Holliday Banks said jean companies are always testing new ways to distinguish themselves from the pack and slimming elements are one way to carve out a brand niche even though in the end it might be more about marketing.


“What (SLL) has done is really to play into that need of women of a certain age that would really like to wear hot-looking jeans, but want some control in them,” Holliday Banks said.



Crowded market


Like the Tummy Tuck Jeans, City Girl’s Suddenly Slim’r jeans, which are a style of the company’s Nancy Bolen denim line, have front paneling to trim a women’s body. The exact design of the jean is still being refined as City Girl readies the pants for the upcoming spring season.


Olivia Perilman, City Girl’s marketing director, said the company noticed high demand for stomach-flattening when one of its products with a slimming feature called the Magic Waist sold well. “Everybody wants to look smaller than they are. There is definitely a market out there,” Perilman said.


Guy Kinberg, president of FRx Clothing LLC in New York, took a different approach with his company’s Perfection jeans. Instead of smoothing the stomach, the Perfection line addresses a women’s backside with internal nylon paneling that goes from the waist to the calf.

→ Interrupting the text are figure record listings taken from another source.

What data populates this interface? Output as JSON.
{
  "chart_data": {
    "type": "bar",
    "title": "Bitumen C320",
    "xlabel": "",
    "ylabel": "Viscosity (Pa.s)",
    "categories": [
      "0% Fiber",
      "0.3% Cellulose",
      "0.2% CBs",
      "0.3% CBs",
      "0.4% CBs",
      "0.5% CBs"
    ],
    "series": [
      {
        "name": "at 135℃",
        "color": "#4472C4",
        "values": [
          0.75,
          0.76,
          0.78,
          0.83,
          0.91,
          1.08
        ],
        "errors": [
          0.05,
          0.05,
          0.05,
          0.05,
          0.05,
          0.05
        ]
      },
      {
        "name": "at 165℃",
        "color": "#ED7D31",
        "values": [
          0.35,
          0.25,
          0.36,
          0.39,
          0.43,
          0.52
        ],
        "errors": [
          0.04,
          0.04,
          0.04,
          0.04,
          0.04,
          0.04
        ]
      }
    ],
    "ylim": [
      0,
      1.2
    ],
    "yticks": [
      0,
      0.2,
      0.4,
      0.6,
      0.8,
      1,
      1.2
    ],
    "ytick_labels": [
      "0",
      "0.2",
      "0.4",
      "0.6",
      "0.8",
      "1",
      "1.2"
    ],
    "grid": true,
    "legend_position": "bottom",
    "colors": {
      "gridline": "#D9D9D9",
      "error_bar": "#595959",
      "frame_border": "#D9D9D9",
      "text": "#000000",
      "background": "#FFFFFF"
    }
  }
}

“If they are sort of flat in the butt, this will definitely enhance their butt. If they are a little older and they don’t work out, there is a tightening effect,” explained Kinberg.


Perfection jeans began selling in Bloomingdale’s in February for $190, and the company is now expanding the store base.


It’s not just slimming jeans that are vying for the older female customer. The hot premium jean market in general has prompted companies such as Liz Claiborne Inc. to get into the higher-price point market.


“There was this perception that once you hit a certain age, you didn’t wear jeans anymore unless you were gardening in your backyard,” said Holliday Banks. But that’s changed as baby boomer women used to dressing in the latest styles get older.


Still, it’s only a tiny sliver of the premium denim market, itself only most about 4 percent the nearly $7 billion denim market. And there is concern about a jean glut. But Rudes-Sandel says she isn’t worried and notes that her sales figures are the best indicator demand won’t slack any time soon. “Women today are so much more vain,” she said.